Избалованный режиссер в это время ехал за рулем в компании приятеля-гомосексуалиста и был не особо расположен к разговору.
— Ну прочту. И что дальше? — с некоторым недовольством спросил мэтр.
— Да пошли ты его на х@й, — послышался в трубке чей-то посторонний мужской голос. Но Горелов решил сделать вид, что ничего не расслышал, ему важно было добиться результата.
— Прежде чем обсуждать, что будет дальше, полагаю, нужно хотя бы прочесть пьесу, чтобы разговор был предметным, — слегка напирал Егор. — Не сомневаюсь, что вы интеллигентный человек и найдете возможность позвонить мне, даже если пьеса не понравится.
Режиссер не любил, когда ему указывали.
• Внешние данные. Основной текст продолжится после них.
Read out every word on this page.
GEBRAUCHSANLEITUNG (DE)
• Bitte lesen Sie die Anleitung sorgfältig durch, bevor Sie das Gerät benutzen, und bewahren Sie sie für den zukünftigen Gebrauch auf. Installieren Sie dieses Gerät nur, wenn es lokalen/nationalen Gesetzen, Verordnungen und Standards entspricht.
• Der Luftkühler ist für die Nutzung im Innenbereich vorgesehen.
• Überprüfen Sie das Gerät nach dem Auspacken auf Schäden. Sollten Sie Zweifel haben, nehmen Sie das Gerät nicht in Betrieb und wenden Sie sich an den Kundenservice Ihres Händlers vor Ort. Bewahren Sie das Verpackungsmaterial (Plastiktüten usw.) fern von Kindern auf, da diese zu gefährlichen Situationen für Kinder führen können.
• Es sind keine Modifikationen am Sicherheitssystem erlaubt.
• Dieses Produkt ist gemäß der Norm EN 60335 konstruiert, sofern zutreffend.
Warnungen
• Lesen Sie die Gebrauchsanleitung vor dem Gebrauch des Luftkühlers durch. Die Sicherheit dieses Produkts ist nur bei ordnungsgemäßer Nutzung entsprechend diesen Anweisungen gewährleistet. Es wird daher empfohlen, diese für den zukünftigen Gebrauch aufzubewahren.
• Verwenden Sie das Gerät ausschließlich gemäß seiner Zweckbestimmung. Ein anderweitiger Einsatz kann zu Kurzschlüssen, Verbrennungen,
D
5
Он привык сам давать указания. Поэтому вспылил:
— Мне часто предлагают графоманы читать разную х@йню, а потом обижаются, когда я им говорю правду.
— Я не буду обижаться, — заверил Горелов, — конечно, говорить нужно правду, всегда только правду, иначе зачем заниматься искусством?
Эти слова окончательно вывели режиссера из себя:
— Ты меня «лечить», что ли, вздумал? — он резко перешел на «ты».
Егор понял, что совершил глупость. Не стоило звонить. И уж тем более говорить что-то про правду в искусстве. Ведь драматурги ужасные выдумщики. У них профессия такая — выдумывать. И режиссеры знают это лучше многих.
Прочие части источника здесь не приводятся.